Uitspraak Nº 21-006175-16. Gerechtshof Arnhem-Leeuwarden, 2019-09-30
ECLI | ECLI:NL:GHARL:2019:7934 |
Date | 30 Septiembre 2019 |
Docket Number | 21-006175-16 |
Court | Gerechtshof Arnhem-Leeuwarden (Nederland) |
Afdeling strafrecht
Parketnummer: 21-006175-16
Uitspraak d.d.: 30 september 2019
TEGENSPRAAK
Verkort arrest van de meervoudige kamer voor strafzaken van het gerechtshof Arnhem-Leeuwarden, zittingsplaats Leeuwarden
gewezen op het hoger beroep, ingesteld tegen het vonnis van de rechtbank Noord-Nederland van 7 november 2016 met parketnummer 18-950058-14 in de strafzaak tegen
geboren te [geboorteplaats] op [geboortedatum] 1956,
wonende te [adres 1] .
De verdachte heeft tegen het hiervoor genoemde vonnis hoger beroep ingesteld.

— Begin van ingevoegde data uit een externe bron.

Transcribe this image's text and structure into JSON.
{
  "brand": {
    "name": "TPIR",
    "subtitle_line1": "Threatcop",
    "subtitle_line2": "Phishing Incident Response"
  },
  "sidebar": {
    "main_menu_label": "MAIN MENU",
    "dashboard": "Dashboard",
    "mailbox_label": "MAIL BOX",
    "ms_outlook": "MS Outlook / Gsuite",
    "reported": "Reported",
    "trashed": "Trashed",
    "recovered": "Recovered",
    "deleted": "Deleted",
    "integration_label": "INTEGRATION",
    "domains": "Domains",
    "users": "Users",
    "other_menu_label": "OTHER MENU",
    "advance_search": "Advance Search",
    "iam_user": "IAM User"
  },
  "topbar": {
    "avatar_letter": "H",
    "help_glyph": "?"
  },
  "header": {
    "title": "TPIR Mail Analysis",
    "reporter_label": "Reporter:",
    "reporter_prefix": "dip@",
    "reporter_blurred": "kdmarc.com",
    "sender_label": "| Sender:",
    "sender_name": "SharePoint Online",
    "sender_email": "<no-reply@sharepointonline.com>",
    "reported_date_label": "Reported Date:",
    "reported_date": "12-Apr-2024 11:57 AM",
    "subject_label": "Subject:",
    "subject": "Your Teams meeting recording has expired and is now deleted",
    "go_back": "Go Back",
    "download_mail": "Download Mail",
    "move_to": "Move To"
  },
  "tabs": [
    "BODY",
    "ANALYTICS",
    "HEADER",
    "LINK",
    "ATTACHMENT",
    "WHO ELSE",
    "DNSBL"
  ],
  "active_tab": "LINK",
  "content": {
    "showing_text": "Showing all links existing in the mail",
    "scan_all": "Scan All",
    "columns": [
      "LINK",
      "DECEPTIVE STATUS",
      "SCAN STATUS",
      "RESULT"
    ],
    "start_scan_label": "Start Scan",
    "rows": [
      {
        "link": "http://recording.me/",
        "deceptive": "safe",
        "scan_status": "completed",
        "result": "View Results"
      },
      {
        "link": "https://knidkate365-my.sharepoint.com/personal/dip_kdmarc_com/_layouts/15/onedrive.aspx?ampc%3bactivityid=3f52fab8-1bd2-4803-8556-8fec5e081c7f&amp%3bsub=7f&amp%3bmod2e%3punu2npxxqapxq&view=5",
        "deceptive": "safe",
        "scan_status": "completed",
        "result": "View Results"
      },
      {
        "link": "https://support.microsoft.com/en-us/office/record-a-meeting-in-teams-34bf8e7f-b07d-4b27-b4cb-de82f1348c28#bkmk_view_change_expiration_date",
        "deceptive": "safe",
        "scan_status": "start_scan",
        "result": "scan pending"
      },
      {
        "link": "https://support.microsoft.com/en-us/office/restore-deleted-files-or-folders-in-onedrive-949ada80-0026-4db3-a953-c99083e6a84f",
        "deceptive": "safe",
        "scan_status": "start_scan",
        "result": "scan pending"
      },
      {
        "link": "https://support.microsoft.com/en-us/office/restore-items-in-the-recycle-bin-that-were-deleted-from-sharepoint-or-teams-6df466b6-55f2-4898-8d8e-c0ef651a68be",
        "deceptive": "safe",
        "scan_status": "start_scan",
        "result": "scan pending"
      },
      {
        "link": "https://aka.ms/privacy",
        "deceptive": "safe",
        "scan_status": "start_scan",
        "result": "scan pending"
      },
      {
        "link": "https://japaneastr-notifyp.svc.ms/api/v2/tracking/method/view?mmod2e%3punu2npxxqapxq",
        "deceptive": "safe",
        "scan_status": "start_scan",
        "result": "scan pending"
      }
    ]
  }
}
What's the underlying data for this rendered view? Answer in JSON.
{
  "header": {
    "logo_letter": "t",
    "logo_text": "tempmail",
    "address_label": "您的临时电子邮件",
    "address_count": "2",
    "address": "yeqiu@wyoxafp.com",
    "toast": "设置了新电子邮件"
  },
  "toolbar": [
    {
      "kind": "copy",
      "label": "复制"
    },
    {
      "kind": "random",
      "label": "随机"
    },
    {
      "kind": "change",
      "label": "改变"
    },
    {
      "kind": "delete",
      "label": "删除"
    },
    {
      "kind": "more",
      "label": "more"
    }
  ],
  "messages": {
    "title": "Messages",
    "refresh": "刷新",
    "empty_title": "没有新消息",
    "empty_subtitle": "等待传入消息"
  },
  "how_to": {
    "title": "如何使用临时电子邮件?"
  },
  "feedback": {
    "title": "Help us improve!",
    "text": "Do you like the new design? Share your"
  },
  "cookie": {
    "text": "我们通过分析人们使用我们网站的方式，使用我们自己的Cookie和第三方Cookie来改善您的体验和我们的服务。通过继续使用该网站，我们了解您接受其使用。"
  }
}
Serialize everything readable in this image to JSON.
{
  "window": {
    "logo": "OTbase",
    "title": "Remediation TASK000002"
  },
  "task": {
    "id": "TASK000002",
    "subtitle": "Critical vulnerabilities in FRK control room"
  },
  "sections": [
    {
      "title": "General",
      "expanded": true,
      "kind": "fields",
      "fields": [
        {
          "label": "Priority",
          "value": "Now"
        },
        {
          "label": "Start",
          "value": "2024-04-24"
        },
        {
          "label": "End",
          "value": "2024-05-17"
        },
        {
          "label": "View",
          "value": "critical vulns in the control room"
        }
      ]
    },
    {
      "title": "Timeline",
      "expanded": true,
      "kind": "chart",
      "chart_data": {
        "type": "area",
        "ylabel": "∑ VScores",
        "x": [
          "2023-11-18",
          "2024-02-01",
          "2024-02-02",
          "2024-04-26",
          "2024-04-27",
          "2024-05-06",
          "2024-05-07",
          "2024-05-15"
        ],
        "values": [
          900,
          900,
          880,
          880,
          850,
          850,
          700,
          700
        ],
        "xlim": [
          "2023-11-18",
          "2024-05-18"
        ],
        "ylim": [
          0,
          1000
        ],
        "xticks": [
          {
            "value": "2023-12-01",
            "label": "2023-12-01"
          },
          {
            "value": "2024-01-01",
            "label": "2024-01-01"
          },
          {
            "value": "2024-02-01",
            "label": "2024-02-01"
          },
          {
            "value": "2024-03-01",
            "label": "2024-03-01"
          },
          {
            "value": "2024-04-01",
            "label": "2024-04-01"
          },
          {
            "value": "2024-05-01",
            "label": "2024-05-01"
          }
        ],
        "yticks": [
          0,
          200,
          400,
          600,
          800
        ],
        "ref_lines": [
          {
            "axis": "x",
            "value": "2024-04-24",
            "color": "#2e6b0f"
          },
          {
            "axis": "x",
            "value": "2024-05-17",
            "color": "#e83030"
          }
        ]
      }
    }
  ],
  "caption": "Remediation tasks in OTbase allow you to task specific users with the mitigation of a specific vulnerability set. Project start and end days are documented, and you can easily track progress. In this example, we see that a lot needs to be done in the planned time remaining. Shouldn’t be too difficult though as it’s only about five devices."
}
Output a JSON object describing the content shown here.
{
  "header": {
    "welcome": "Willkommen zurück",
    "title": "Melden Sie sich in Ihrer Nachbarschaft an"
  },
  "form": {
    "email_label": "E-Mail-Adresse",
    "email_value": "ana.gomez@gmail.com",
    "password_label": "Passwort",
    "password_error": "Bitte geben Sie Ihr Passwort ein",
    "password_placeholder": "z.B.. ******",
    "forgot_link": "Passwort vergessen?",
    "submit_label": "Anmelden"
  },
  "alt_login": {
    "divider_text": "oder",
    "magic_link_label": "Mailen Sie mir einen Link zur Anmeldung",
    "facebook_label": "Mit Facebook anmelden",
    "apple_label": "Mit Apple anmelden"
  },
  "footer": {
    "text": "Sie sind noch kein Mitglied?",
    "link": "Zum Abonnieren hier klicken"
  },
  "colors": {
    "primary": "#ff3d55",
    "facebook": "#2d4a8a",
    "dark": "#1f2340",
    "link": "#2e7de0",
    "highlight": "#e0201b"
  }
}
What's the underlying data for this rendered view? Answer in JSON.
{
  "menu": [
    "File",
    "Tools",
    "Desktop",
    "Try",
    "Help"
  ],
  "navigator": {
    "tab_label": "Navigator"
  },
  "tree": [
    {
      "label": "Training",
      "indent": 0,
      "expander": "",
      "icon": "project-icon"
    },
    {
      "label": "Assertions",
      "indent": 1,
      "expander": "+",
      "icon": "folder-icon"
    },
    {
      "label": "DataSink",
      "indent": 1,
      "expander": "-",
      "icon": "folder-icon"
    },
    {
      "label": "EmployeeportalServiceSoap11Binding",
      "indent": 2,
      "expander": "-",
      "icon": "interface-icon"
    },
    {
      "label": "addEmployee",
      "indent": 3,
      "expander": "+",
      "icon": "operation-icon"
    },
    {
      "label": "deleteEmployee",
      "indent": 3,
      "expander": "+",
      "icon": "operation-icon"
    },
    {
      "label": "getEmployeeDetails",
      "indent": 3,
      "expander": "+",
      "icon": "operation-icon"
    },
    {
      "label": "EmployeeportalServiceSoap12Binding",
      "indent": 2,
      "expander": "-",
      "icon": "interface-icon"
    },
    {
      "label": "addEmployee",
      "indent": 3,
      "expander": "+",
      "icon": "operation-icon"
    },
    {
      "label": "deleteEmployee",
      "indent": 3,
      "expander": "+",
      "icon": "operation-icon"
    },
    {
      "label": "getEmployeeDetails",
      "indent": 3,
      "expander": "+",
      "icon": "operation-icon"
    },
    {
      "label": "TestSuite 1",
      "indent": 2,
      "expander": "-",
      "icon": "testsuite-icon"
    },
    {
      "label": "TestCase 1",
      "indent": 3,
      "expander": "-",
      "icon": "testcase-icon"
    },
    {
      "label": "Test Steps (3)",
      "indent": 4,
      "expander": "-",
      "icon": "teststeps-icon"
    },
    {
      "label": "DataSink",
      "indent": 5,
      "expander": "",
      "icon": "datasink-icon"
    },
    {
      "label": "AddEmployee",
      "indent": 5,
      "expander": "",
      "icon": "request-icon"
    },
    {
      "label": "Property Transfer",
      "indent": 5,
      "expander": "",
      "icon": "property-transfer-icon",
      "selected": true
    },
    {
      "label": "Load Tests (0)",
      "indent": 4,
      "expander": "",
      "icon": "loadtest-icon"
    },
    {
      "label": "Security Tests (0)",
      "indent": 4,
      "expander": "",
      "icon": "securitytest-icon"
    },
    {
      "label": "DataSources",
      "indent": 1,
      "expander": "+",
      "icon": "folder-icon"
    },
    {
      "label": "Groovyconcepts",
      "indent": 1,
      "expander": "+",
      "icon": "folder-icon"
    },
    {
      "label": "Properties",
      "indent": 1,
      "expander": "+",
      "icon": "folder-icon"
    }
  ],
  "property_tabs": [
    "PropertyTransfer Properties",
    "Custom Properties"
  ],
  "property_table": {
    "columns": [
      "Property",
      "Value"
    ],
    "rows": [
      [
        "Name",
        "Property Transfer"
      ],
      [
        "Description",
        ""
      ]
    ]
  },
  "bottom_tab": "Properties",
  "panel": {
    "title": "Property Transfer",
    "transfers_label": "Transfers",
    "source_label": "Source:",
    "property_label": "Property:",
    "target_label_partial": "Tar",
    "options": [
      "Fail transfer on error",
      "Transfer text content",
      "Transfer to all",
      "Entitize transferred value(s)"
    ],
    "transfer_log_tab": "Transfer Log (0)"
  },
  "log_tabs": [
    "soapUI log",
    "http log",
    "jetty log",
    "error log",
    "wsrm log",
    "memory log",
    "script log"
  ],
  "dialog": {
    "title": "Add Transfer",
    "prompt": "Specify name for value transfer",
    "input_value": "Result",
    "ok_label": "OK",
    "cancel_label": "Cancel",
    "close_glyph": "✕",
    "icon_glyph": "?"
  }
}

Dit arrest is gewezen naar aanleiding van het onderzoek op de terechtzitting van het hof van 16 september 2019 en, overeenkomstig het bepaalde bij artikel 422 van het Wetboek van Strafvordering, het onderzoek op de terechtzitting in eerste aanleg.
Het hof heeft kennisgenomen van de vordering van de advocaat-generaal, strekkende tot veroordeling van verdachte ter zake van het onder 1 primair en 2 ten laste gelegde en met inachtneming van het ad informandum gevoegde feit tot een taakstraf van 180 uren, subsidiair 90 dagen vervangende hechtenis, met aftrek van het voorarrest, en een voorwaardelijke gevangenisstraf van één maand met een proeftijd van twee jaren. Daarnaast heeft de advocaat-generaal gevorderd dat de vordering tot schadevergoeding van de benadeelde partij ad
€ 3.937,79, geheel wordt toegewezen, vermeerderd met de wettelijke rente en de proceskosten, en met oplegging van de schadevergoedingsmaatregel.
Deze vordering is na voorlezing aan het hof overgelegd. Het hof heeft voorts kennis genomen van hetgeen door verdachte en zijn raadsman, mr. U. van Ophoven, naar voren is gebracht.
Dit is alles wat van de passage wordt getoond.